People talk about feeling and connecting with music. Since these drugs can induce feelings of empathy, it follows that ones perception of music will be enhanced not just on an emotional level.

 

It's like going to an art gallery and focusing on a picture and getting so caught up in it that every thing else seems to fade around you. The same can happen with music.

 

Some may say that they can do this without chemical aids. Others need to be in a particular environment. Some may be happy with a cup of tea or something stronger to get them into that 'frame of mind'.

 

The problem I see is when you rely on what ever it is to be able to listen to, let alone enjoy music.


Edited by MrQ - 3/20/11 at 7:36pm
post #5 of 5
Thread Starter 
Quote:
Originally Posted by MrQ View Post

I was just thinking about the use of empathogen-enactogen drugs. Such as 3,4-Methylenedioxymethamphetamine.

 

People talk about feeling and connecting with music. Since these drugs can induce feelings of empathy, it follows that ones perception of music will be enhanced not just on an emotional level.

 

It's like going to an art gallery and focusing on a picture and getting so caught up in it that every thing else seems to fade around you. The same can happen with music.

 

Some may say that they can do this without chemical aids. Others need to be in a particular environment. Some may be happy with a cup of tea or something stronger to get them into that 'frame of mind'.

 

The problem I see is when you rely on what ever it is to be able to listen to, let alone enjoy music.

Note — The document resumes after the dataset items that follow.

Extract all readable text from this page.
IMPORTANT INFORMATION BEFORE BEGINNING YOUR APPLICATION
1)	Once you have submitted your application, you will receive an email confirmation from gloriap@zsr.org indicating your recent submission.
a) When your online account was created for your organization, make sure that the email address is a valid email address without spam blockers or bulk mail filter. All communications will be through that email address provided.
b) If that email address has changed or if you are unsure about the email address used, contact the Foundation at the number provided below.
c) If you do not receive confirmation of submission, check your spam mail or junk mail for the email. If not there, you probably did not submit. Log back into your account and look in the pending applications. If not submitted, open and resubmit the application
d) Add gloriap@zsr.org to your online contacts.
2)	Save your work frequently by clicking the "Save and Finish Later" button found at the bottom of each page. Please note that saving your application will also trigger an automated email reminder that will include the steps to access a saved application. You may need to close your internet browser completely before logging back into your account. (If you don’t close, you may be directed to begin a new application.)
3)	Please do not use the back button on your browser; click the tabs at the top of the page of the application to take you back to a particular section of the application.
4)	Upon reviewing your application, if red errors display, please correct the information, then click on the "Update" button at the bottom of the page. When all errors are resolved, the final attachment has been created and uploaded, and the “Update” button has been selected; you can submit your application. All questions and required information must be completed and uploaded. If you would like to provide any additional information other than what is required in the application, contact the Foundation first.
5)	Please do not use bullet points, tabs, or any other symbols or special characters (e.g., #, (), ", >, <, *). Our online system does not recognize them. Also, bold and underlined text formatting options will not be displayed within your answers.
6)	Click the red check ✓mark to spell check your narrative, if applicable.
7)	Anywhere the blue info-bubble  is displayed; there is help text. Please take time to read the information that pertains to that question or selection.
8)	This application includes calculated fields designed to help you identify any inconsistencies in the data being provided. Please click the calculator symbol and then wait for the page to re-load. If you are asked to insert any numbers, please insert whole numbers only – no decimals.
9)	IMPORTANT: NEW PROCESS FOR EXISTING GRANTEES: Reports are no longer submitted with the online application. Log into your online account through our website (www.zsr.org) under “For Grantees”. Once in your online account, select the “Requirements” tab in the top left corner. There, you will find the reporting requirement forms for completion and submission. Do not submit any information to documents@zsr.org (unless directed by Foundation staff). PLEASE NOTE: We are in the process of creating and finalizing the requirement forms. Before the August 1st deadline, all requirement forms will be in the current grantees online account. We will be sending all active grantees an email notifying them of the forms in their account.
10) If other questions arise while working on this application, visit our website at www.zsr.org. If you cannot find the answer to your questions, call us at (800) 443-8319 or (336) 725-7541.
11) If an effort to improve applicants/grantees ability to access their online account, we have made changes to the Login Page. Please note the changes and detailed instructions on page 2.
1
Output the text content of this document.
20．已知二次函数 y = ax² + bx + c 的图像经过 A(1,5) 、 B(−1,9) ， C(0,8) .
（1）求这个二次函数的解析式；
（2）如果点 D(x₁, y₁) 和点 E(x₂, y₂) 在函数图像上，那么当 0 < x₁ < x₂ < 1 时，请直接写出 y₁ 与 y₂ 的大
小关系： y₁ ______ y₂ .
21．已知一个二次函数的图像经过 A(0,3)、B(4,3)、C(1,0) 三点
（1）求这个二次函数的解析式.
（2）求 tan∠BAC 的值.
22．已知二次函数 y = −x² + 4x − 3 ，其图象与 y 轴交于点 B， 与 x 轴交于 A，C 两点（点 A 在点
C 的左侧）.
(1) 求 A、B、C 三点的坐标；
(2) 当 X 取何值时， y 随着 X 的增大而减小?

Well I mean people will always have better listening sessions and worse ones but at the end of the day it has to be caused by neurotransmitters in the brain be it natural or artificial - right?

 

Just day to day, depending on how tired I am ETC the "quality" of the listening session can vary quite a bit. I think anyone has the possibility for naturally occurring listening sessions that are downright awesome but we don't always have the right circumstances.

 

Lots of people like to listen to music when they are stressed, and studies show that it can can the release of dopamine... which kind of makes sense. Sometimes if I am really stressed and I just close my eyes and listen, I get particularly involved maybe 20 mins in and would like to listen for long periods of time. I find the first track is generally never the most satisfying if we are talking dedicated listening sessions. So if it really does release clinically significant levels of dopamine it would make sense it takes a bit of time to kick in and make the following tracks more enjoyable. I have experienced some nights where I just can't get into the mood for good listening sessions even when I have managed to set time aside.

 

However I highly doubt any individual could naturally achieve stimulation of the brain that would mimic true entheogens. Just doesn't make sense as some entheogens antagonize receptor sites as much as 8X + their natural capacity. If anyone claimed they could do this I would want to see a brain scan.

 

There are many many different entheogens that  could be discussed but I think it is prohibited here, although perhaps there is an exception if it is purely scientific/pondering and not promoting usage. I guess I should check with a mod.

 

That being said there are many unscheduled entheogens that have similar effects to scheduled ones that should  be ok to discuss so long as it is in good taste.

 

Either way, like you said, you would never want to have to rely on such things, but you do only live once and life is about experiences.

 

Generally speaking though, entheogens are non-addictive and are the strongest known cessation aids.